EUR/USD rose to two-week highs on Monday but has paused just above 1.1800. The euro’s advance was underpinned by strength above its 50-period MA and a rising short-term trendline, which now act as support. However, the run-up hit resistance near 1.1820–1.1830 and price has pulled back slightly. Technically, the rally cleared some prior highs (a bullish sign), yet RSI readings are now overbought and hint at a pullback or consolidation. In short, the trend remains up, but momentum is stalling. Market sentiment is cautiously optimistic – the Euro still benefits from a firm technical backdrop – but traders are watching Fed rhetoric closely. A bearish shift in USD tone (e.g. Powell comments or stronger US data) could cap EUR/USD. For now the pair must hold ~1.1760–1.1780 (trendline support) to keep the bullish case intact.

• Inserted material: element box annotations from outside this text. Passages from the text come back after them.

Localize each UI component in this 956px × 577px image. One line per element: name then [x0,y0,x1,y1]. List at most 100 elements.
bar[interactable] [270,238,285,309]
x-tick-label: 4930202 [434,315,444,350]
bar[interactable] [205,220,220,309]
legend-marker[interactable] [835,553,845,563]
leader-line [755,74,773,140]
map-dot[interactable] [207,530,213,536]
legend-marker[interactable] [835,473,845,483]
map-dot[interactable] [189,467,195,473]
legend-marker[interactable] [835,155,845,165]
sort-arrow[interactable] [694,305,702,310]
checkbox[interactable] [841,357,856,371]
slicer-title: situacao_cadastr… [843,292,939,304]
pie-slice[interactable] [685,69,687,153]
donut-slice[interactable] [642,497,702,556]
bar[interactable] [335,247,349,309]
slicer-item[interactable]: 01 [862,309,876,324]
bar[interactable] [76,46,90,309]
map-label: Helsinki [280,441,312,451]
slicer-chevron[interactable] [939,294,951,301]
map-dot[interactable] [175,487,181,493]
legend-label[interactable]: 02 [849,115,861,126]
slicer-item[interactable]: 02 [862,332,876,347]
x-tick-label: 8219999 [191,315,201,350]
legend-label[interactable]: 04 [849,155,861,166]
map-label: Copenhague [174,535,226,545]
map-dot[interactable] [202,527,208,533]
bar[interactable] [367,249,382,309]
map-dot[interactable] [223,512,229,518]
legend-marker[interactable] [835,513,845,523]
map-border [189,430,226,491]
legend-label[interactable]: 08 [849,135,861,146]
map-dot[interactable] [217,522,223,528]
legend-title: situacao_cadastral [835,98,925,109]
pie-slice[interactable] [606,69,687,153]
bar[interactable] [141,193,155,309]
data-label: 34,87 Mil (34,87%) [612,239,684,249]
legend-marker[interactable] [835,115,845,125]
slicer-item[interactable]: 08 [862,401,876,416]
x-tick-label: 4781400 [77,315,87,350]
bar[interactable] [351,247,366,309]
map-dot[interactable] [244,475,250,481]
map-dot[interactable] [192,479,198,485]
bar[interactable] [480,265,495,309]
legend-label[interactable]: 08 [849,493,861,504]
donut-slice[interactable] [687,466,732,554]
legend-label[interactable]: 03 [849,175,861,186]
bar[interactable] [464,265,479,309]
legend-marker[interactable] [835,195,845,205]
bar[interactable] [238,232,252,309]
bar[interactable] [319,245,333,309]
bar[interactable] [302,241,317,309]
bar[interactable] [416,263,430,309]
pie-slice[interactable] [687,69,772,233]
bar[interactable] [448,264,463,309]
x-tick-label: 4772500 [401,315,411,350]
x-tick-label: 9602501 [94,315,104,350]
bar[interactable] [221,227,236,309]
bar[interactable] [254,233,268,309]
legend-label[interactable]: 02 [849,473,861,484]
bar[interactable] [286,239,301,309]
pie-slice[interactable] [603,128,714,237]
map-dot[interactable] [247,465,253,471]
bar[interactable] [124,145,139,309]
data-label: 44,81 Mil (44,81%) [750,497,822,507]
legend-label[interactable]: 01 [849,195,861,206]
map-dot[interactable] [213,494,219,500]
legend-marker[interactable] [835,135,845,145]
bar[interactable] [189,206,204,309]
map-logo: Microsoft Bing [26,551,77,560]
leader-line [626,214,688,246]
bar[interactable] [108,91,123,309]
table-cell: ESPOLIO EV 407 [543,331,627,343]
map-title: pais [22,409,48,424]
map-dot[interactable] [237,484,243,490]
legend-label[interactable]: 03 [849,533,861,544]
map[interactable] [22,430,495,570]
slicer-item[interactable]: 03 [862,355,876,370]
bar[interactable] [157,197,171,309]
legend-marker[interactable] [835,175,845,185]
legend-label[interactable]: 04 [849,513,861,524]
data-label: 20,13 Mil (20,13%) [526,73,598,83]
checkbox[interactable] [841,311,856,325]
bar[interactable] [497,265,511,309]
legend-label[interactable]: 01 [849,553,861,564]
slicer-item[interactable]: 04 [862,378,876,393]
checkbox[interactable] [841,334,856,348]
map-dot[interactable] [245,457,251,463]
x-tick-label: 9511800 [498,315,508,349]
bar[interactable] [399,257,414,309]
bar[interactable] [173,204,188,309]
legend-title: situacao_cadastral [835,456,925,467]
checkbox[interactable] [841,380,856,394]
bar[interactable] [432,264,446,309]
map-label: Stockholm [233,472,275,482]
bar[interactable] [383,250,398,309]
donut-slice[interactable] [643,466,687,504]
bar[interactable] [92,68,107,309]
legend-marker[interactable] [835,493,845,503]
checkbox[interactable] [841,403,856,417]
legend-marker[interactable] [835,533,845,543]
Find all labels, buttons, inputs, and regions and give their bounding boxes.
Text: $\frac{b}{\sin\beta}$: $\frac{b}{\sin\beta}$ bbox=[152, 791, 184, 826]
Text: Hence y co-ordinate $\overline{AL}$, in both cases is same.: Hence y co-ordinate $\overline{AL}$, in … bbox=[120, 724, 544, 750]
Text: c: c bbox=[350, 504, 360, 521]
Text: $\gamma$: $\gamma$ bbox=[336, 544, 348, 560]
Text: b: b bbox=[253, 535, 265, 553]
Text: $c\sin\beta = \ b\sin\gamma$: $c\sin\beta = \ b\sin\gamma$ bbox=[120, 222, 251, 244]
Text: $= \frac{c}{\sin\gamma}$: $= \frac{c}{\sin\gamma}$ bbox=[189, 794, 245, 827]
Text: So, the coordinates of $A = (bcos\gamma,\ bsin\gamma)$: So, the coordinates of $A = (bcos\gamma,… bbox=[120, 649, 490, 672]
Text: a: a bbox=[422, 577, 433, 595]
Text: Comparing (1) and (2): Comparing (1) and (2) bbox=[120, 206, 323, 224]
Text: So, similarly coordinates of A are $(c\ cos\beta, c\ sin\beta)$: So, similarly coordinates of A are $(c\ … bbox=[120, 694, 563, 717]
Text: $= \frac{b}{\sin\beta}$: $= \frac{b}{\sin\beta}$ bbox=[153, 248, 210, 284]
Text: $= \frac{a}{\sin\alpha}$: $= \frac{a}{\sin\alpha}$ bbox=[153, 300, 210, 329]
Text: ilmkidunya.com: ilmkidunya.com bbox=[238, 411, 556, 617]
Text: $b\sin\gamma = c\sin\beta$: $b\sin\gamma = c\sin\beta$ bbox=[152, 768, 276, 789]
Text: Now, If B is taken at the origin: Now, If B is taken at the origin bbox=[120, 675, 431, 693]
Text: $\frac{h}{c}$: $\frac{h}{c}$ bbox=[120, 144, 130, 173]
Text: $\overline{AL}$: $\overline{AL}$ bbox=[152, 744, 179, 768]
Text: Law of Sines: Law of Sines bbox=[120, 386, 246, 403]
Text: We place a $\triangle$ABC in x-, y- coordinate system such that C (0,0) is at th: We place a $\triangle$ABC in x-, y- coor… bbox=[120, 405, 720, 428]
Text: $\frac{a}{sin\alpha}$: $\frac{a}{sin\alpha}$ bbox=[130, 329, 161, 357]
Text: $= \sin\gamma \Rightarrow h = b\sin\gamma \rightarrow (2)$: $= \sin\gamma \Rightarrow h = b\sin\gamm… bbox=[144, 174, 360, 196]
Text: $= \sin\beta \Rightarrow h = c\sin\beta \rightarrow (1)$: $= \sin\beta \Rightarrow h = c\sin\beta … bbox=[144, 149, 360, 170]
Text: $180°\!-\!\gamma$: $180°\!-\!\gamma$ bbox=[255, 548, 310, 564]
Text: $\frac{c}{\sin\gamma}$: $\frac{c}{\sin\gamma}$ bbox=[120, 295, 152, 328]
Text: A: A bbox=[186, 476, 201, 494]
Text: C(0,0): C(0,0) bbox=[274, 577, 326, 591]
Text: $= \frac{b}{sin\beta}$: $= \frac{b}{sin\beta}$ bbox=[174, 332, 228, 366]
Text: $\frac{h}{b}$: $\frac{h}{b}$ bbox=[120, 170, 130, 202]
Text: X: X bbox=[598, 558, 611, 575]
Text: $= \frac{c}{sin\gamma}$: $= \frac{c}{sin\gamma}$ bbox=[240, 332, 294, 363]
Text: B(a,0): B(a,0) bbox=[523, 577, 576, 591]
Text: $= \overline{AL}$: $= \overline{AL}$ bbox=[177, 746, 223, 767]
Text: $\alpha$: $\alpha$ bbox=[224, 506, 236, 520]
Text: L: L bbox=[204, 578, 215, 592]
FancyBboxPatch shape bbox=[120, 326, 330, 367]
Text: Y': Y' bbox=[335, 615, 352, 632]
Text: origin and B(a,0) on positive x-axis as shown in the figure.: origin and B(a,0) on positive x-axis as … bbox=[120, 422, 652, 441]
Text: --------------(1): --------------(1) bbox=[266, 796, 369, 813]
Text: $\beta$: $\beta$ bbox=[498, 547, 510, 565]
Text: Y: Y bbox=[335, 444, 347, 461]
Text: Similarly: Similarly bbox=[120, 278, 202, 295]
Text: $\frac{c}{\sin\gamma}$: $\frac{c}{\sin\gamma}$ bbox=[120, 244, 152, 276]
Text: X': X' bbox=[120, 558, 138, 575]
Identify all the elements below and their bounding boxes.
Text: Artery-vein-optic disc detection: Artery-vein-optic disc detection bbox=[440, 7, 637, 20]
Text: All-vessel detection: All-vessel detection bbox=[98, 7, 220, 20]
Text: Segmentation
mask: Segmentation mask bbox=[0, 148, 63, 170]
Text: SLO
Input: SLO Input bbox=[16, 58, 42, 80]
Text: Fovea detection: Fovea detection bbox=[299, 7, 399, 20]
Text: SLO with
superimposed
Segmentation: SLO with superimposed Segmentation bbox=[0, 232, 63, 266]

  • Support: ~1.1760 (short-term trendline/EMA50) and ~1.1730 (prior low)
  • Resistance: ~1.1820–1.1830 (Monday’s high region)

Summary

In summary, the common thread is a resurgent U.S. dollar riding on dovish Fed signals and crashing oil prices, creating diverging technical pictures across pairs. USD/CAD is on a tear as commodity cues turn sour, eyeing its next barrier above 1.38, while EUR/USD and GBP/USD have paused near resistance after strong rallies. Mixed indicators – overbought RSI’s and trendline tests – suggest bulls have momentum but will need fresh catalysts to run. With Powell’s speech and PMI/news releases ahead, traders should brace for volatility. In effect, these pairs are at critical decision points: breakouts or breakdowns loom, and the next move could be sharp whichever way the market chooses.